The original preferences for resettlement were the unemployed, farm labourers, landless former
war veterans. All this went into disarray with some greed top officials deciding to self
aggrandize themselves. Though agriculture is the mainstay of Zimbabwe’s economy the
government has sacrificed this vital economic sector for political expediency since the rejection
of the referendum in February 2000, which was blamed on the white minority. To show the
importance of this sector is the fact that by September 2000 about 20% of people in formal
employment worked in agriculture.

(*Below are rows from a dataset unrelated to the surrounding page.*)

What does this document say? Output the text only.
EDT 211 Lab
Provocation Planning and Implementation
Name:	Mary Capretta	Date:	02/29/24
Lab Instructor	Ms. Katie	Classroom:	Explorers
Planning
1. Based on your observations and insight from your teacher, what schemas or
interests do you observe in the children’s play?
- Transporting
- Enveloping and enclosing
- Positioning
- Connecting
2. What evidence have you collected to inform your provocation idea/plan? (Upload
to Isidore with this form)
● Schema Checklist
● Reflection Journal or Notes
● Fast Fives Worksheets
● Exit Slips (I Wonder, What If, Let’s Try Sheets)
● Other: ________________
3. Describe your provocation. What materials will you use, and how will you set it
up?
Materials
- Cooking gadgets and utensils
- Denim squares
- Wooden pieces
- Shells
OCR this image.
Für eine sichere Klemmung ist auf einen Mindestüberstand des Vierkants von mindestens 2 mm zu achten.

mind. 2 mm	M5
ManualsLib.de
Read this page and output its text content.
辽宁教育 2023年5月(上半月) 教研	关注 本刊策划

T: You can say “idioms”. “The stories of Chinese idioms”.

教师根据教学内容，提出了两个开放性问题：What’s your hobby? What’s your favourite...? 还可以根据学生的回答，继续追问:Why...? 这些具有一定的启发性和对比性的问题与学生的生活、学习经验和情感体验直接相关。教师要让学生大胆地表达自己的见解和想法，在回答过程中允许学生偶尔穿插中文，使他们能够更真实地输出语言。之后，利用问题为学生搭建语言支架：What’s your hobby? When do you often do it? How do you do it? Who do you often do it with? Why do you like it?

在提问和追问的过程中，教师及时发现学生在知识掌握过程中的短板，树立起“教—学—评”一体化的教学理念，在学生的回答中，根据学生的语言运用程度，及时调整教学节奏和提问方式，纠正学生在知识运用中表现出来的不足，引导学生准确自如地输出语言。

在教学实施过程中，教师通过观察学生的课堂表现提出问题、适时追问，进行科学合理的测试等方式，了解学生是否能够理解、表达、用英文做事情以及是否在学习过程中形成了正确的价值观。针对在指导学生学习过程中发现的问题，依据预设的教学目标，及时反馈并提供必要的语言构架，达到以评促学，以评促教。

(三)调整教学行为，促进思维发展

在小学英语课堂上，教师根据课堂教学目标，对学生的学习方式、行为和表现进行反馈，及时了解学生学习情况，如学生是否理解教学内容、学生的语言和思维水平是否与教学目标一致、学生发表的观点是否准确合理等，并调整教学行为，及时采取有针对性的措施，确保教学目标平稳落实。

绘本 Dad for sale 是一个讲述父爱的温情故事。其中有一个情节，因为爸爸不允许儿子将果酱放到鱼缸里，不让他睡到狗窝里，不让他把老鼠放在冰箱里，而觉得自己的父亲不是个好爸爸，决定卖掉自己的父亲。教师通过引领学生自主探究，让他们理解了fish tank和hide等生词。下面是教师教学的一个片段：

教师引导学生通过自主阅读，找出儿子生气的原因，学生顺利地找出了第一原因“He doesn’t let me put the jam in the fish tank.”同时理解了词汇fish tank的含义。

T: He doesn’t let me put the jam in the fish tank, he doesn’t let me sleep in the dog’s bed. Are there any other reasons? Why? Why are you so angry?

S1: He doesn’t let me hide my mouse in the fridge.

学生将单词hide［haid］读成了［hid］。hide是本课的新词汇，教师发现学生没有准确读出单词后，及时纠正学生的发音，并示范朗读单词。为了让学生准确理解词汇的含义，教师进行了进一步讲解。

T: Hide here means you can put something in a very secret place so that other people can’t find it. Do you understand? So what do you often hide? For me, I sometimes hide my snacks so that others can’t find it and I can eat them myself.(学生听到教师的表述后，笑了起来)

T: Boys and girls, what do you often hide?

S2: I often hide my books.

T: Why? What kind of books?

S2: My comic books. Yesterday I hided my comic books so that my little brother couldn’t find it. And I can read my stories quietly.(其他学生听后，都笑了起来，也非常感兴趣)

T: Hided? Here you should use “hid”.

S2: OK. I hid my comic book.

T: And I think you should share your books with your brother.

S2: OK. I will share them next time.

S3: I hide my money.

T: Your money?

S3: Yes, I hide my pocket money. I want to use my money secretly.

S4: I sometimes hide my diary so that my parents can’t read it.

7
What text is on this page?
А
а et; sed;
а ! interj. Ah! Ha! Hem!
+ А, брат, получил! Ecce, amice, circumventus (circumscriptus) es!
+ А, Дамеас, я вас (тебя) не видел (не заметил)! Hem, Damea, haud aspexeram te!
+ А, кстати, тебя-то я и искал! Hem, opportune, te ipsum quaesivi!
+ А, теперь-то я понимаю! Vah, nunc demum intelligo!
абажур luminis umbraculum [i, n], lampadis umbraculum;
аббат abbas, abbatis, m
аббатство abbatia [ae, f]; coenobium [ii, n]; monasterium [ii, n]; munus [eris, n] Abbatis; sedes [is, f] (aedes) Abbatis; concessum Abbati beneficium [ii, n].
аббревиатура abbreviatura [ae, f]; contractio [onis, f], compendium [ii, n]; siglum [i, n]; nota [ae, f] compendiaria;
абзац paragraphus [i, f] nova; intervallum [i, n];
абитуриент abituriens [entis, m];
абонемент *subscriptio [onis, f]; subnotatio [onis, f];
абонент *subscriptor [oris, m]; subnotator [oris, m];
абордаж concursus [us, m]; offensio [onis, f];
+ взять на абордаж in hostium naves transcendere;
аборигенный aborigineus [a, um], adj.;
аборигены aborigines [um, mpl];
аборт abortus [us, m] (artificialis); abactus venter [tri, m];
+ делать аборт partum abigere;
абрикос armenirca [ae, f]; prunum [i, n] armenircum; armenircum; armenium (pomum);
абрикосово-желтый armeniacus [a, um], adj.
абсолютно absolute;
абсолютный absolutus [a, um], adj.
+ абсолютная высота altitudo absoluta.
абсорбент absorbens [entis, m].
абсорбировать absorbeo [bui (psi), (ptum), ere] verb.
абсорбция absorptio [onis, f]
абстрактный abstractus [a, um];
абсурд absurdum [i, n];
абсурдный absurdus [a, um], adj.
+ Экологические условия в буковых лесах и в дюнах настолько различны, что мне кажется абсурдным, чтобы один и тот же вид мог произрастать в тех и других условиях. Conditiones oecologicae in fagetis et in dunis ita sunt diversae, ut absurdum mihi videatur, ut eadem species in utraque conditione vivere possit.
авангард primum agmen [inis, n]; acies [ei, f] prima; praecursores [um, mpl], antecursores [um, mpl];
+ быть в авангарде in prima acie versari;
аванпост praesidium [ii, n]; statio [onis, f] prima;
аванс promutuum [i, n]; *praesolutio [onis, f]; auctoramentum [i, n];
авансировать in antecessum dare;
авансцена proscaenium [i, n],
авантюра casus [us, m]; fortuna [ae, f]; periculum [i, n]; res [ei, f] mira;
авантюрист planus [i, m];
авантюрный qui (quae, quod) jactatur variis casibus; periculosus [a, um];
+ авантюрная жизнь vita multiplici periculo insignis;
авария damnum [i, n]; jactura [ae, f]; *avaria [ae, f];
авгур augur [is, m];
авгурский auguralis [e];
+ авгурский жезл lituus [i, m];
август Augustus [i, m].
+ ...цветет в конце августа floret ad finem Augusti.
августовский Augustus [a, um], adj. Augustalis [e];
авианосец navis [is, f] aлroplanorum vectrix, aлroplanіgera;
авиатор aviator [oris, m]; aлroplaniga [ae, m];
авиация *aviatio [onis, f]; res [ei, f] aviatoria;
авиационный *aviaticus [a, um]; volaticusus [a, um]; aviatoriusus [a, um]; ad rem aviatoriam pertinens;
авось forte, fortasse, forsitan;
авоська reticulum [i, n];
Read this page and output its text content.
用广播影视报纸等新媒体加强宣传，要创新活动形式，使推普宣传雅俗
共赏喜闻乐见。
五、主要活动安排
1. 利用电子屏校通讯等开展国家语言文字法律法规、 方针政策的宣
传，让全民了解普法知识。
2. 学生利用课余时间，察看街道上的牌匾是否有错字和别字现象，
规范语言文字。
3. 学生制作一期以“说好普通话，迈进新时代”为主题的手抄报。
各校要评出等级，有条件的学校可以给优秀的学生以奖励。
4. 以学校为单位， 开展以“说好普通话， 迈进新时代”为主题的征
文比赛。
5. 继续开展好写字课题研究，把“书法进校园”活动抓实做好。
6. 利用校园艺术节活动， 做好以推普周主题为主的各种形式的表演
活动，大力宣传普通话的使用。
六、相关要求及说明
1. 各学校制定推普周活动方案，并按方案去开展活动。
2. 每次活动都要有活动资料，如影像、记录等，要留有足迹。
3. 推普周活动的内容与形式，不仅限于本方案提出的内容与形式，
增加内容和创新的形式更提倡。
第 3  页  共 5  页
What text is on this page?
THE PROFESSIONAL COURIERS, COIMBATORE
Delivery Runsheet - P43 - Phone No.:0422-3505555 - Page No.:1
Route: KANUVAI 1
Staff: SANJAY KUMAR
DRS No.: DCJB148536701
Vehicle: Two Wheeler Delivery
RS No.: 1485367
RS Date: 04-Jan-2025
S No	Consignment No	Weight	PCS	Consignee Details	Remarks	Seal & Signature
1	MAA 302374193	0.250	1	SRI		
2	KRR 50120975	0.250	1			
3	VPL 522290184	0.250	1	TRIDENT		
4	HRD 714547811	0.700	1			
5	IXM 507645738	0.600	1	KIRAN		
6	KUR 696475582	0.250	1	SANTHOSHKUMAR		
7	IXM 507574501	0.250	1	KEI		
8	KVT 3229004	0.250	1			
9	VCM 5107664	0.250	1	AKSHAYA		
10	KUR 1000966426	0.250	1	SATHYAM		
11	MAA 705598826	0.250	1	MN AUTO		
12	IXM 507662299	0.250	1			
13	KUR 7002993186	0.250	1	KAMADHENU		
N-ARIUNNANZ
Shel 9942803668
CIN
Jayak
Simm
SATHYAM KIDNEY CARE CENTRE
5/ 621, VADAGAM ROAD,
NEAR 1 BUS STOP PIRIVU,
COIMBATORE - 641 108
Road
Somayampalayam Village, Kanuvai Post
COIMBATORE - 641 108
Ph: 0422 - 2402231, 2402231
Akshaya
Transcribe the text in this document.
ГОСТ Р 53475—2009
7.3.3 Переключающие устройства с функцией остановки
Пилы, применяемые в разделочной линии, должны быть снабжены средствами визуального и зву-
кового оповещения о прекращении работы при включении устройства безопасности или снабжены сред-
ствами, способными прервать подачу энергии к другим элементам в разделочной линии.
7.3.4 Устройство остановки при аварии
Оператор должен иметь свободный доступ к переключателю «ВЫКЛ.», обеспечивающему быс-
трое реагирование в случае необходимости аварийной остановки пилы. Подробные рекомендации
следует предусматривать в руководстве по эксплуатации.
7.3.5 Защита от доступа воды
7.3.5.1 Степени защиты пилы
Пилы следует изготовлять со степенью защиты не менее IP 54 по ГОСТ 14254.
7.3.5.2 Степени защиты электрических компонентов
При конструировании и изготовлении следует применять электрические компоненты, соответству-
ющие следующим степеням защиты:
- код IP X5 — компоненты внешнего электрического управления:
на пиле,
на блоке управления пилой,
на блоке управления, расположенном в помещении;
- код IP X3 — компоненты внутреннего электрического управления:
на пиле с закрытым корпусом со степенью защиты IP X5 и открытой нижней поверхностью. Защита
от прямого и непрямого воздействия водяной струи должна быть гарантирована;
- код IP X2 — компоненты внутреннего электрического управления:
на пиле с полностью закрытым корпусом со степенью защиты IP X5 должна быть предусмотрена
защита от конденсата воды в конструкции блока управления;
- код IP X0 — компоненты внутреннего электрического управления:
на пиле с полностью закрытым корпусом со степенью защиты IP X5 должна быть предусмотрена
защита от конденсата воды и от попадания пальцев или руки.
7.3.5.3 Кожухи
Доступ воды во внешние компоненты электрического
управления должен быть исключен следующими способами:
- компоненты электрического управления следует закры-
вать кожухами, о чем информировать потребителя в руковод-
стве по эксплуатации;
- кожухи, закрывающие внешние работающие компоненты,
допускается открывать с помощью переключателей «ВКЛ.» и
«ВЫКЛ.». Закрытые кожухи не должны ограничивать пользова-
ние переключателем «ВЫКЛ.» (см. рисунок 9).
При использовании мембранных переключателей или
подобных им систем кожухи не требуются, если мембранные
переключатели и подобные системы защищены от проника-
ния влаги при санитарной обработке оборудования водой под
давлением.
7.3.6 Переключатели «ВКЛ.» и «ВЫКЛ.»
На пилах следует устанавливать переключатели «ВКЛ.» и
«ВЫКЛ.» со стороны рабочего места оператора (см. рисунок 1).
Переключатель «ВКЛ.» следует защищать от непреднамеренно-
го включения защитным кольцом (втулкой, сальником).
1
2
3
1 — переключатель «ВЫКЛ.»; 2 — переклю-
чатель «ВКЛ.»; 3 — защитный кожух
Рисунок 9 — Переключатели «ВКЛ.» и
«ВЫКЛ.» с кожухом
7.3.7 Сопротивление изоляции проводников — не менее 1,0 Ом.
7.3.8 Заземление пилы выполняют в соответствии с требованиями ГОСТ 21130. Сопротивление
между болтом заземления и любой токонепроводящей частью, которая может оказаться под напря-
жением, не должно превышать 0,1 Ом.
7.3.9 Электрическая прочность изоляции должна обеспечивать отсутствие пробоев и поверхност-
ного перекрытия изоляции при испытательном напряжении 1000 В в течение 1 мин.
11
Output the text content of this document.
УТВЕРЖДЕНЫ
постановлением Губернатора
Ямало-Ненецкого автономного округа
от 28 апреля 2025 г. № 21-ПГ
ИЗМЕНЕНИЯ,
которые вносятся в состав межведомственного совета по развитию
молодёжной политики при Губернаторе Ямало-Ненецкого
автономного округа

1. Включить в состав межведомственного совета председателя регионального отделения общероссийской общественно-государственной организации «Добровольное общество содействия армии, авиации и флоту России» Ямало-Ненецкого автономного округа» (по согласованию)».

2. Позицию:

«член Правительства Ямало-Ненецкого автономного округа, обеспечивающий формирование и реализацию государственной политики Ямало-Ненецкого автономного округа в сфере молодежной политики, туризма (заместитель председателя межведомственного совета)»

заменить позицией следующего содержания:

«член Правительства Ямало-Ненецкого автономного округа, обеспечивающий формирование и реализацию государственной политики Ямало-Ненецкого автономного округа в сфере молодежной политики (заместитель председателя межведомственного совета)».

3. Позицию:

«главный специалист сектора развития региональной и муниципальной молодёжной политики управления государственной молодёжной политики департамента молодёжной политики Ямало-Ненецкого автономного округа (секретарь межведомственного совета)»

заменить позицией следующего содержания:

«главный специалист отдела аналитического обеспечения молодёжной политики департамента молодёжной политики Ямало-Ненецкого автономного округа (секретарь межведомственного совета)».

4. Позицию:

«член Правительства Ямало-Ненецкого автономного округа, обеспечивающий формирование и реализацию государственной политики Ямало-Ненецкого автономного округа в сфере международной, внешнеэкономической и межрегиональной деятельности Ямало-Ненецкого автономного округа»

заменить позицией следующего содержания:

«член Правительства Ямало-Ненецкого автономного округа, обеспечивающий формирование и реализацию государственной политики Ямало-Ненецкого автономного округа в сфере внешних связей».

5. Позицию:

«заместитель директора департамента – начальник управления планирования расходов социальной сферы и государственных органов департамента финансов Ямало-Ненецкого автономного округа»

Agriculture contributed 20% of the Gross Domestic Product
(GDP) and 40% of the total earnings.
The government targeted productive farms which the CFU objected and this contributed to the
decline in maize produce since 2000. Other crops like tobacco too suffered negatively. In 1998
the Svosve people occupied farms without government approval. War veterans formed in the so
called 3rd Chimurenga in 2000. This only shows how central land is to a Zimbabwean. Though
the government was denying people its access the people took it upon themselves to resettle
themselves.
With all this in mind one comes to observe that land in Zimbabwe like in the Bible was a borne
of contention officials always want to have the majority and the fertile land at the expense of the
general populace who have the majority and the fertile land at the expense of the general
populace who have the land as their sole source of livelihood. The gospel shall remain useless if
it does not address such bread and butter issues. Land is a gift from God to all and should be
shared equitably for the benefit of all citizens. Land has never and shall never be an asset to be
monopolized by individual and its ultimate owner is God. All should take into cognizance the
fact that they just stewards on their pieces of land.